Opto-hydrodynamic fiber tweezers for stimulated Raman imaging cytometry of leukemic cells

Abstract

Raman fingerprinting of leukemic cells has potential applications in diagnosis and in vitro chemosensitivity assessment. A biochemical map of the contents of leukemic cells can not only help distinguish cancer patients from healthy ones but also shed light on different subtypes of leukemia such as ALL, AML, etc. Certain important requirements need to be fulfilled to effectively measure the Raman map of a single leukemic cell. Firstly, since the leukemia cells are suspension cells, it is preferred to keep them in a free solution rather than attached to a fixed surface during signal acquisition.
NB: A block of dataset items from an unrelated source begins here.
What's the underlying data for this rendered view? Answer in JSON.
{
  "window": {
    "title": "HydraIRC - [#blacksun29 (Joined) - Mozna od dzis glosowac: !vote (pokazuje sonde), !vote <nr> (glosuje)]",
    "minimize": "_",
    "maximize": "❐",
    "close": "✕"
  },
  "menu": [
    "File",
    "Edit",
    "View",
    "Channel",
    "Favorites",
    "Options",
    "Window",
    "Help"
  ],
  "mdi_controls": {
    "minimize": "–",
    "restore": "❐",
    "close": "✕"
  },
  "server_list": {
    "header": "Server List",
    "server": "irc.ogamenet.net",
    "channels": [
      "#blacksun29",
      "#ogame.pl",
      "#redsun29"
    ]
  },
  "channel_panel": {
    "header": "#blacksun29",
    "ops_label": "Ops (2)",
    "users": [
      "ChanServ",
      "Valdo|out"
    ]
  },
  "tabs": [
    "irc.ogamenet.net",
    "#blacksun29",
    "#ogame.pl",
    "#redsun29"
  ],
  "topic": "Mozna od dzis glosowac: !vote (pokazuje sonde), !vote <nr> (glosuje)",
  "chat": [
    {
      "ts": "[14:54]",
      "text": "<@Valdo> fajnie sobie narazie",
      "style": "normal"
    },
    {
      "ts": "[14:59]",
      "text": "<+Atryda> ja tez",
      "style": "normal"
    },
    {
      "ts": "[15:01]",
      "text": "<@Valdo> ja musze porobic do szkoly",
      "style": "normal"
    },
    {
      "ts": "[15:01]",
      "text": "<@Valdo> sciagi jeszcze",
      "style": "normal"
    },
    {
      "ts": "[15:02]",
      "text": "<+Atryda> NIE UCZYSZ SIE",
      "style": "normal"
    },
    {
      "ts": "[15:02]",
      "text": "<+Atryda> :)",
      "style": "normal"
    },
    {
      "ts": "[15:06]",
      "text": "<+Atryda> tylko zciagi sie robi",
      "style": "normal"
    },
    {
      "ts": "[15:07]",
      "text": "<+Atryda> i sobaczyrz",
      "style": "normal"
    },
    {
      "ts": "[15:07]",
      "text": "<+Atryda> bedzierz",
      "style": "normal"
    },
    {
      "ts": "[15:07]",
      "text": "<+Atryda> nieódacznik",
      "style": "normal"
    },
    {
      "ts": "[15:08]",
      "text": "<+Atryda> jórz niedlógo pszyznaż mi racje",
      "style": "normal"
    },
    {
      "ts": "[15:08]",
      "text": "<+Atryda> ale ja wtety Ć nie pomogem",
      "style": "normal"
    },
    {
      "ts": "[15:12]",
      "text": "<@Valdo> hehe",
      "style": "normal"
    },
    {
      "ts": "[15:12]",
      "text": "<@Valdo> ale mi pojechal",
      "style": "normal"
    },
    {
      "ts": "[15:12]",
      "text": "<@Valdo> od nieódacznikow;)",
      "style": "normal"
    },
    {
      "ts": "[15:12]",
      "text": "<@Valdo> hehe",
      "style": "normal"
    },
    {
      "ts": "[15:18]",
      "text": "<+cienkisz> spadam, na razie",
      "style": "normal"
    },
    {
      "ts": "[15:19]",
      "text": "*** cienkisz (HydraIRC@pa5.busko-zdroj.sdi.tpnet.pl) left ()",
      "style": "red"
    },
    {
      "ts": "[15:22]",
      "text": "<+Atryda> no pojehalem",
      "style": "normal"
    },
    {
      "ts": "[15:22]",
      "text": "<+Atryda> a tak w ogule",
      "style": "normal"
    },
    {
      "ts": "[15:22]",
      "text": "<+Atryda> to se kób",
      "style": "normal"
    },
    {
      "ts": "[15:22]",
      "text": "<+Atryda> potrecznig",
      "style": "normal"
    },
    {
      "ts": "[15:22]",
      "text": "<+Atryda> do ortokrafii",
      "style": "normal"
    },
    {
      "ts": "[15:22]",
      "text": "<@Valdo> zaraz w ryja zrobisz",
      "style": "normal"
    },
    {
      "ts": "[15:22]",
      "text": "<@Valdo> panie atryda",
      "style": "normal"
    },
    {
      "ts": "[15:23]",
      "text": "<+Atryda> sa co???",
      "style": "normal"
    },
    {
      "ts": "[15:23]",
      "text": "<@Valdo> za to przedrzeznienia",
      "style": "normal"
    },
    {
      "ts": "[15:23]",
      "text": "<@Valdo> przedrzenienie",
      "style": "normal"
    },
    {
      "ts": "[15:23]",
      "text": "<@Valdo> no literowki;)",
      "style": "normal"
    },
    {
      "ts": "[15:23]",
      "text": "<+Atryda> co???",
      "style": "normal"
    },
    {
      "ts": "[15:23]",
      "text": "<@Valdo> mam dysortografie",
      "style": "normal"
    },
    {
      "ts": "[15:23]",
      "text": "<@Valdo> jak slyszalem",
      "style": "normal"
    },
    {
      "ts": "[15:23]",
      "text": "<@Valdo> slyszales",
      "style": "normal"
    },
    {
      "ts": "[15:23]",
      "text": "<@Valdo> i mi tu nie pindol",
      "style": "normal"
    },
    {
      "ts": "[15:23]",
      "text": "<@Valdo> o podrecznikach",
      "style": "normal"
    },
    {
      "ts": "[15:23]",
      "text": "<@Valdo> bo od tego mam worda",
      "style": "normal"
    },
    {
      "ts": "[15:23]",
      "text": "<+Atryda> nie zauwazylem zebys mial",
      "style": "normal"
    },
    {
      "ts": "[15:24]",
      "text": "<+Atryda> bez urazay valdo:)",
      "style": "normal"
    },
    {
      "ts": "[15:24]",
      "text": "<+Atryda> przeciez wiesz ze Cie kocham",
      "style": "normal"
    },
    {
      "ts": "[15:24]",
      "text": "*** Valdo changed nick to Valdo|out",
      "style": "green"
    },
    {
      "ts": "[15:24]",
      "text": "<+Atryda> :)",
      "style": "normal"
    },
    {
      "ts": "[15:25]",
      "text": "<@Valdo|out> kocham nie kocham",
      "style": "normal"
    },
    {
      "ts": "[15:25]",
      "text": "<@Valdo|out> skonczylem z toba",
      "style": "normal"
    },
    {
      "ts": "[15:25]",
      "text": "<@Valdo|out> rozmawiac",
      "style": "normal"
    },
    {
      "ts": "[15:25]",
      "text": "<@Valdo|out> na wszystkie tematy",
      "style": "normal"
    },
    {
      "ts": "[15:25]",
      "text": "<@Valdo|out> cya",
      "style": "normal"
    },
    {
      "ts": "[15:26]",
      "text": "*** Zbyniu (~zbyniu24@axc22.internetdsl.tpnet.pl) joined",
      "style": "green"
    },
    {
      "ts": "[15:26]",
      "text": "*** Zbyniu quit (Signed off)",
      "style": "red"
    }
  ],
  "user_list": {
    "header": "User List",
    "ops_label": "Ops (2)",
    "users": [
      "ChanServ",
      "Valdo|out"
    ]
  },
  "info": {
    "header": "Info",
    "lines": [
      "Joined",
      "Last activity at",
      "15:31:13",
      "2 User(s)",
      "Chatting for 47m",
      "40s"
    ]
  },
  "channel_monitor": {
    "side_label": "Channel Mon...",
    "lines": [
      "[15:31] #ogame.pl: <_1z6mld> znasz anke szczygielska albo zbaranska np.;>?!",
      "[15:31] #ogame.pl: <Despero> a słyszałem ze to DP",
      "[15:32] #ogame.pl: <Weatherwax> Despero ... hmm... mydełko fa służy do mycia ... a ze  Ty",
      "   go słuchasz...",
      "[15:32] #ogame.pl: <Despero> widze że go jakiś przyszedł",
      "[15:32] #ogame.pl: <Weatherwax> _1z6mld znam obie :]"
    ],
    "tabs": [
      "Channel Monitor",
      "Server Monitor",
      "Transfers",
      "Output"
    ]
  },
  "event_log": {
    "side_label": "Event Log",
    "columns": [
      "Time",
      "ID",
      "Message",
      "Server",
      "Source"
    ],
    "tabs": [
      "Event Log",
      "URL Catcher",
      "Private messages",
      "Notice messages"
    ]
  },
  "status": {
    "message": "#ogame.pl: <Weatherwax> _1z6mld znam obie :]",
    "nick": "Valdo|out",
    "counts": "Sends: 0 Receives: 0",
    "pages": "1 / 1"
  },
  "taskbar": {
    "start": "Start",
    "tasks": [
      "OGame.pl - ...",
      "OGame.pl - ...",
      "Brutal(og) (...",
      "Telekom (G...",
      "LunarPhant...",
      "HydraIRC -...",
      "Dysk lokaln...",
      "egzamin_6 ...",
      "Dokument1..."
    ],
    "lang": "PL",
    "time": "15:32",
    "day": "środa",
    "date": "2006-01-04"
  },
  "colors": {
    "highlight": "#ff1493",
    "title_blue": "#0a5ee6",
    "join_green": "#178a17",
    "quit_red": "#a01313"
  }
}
Secondly, the cells need to be immobilized for several seconds, for the acquisition of the weak Raman signal even when using stimulated Raman Spectroscopy (SRS) which provides relatively stronger Raman signal. Thus, a device capable of sequentially flowing, holding, and releasing individual leukemia cells in a robust, efficient and high-throughput manner is required. We present an optofluidic fiber tweezers device comprised of a novel combination of 3D hydrodynamic flow focusing and optical fiber in a microfluidic chip. By exploiting the interplay between the optical and hydrodynamic forces acting on the cell, we demonstrate rapid, efficient, sequential delivery and trapping of single leukemic cells in a flow cytometer format followed by SRS imaging of the trapped cell. The specific Raman vibration bands corresponding to the lipids, nucleic acids, and proteins in the trapped cells were analyzed to distinguish cancerous cells from healthy cells. Our device is also capable of isolating cells with unique Raman signatures for further processing using techniques like gene sequencing etc.